Here it is in a nutshell:
1. Borrowing from former Senate Leader Bill Frist (R-TN), John Kerry (D-MA) and Jack Reed (D-RI), introduce a catastrophic reinsurance program, perhaps with an attachment point of $50,000 per person, per year, which would be extended to all Americans, regardless of age and other coverage. The reinsurance would use Medicare reimbursement rates (including DRGs, RBRVS and balance billing limits), and would be privately administered – as is Medicare Part A, B and D today. Physicians and hospitals and other service providers would not be able to drop the patient just because they hit the reinsurance program with the limits on reimbursements.
2. There would be an individual mandate – structured as a tax where the individual would receive credit for periods where they had coverage that had cost sharing no greater than the HSA-qualifying HDHP under IRC 223, with a maximum benefit of $50,000 individual (to integrate with step #1). That would be a plan with an individual deductible of no more than $6,050, followed by 100% coverage up to $50,000. Without this baseline coverage, the individual would also be taxed to fund their reinsurance costs. Of course, we would income-adjust the tax so as to exclude those eligible for Medicaid, and perhaps reduce the tax for those at income levels modestly above Medicaid thresholds (400% of FPL anyone)?
3. There would be no employer mandate. However, employer plans would retain their tax preference only if they paid the full cost of the reinsurance coverage in step #1 for their employees. Obviously workers would prefer to source coverage through their employer – where worker and employer costs are tax preferred. Again, that would be dramatically less than the exposure employers have today, or the reinsurance costs they are already paying.

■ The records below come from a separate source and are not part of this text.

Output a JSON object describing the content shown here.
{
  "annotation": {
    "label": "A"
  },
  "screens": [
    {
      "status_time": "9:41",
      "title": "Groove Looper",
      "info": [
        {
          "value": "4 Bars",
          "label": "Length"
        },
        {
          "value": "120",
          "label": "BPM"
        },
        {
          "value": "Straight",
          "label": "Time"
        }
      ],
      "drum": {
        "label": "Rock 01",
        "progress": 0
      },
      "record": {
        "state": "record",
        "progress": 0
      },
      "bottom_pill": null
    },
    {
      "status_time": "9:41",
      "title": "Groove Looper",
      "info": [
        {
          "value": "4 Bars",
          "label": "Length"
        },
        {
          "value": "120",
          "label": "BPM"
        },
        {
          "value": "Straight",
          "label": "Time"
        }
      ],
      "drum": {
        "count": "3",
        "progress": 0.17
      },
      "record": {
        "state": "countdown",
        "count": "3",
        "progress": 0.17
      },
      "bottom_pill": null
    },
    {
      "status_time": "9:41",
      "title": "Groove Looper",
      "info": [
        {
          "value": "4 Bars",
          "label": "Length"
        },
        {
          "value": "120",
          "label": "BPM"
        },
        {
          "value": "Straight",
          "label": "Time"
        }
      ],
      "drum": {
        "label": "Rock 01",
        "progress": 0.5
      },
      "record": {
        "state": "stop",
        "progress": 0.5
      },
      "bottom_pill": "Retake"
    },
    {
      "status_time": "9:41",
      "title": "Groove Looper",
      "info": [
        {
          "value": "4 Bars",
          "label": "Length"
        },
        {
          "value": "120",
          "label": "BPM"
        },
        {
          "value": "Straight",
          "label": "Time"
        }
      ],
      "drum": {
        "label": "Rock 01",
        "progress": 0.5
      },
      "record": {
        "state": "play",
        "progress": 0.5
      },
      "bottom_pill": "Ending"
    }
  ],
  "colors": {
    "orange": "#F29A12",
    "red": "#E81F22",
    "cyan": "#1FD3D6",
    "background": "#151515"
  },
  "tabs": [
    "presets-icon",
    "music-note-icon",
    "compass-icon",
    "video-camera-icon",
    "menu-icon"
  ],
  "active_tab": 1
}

You would start in perhaps Tennessee where there is already a version of mini-med brought to us by Governor Bredesen (CoverTN). Or, perhaps pick a state that would like to create a competitive advantage for employers (through access to the low cost reinsurance) – maybe my state of Ohio.
I have a more detailed summary, but, you get the picture.
Our “healthcare system” is not seriously dysfunctional. The agenda of those who would provide “coverage”, (not “care”) for all, requires more money and more control over people than presently exists. There is no need for either, hence your difficulty.
As long as people are allowed to smoke, not watch what they eat or drink, and engage in what are just stupid and reckless behaviors like riding without seatbelts, cycles without helmets, or being weekend athletes without any regard to limits per age, why are we willing to pay for such poor choices?
choice does not abdicate responsibility nor accountability. How many morons want to defend this is just reinforcing why we have too many stupid and reckless people in our culture who redefine the word “handout” to epic proportions!
I’ve been championing this one for years but have never seen someone run with it – thank you. I’d like to know what it might actually cost the country or how realistic it would be to get both sides on board. To me it is the best of both worlds. On one hand it protects all from the devastation of an accident or terminal illness, yet very much keeps everyone with ‘skin in the game’ so as to encourage responsible use of health care resources and management of one’s own health.
I know there must be downsides – having a single payer for everything over $10k is surely one of them. Would love to hear some health debate below.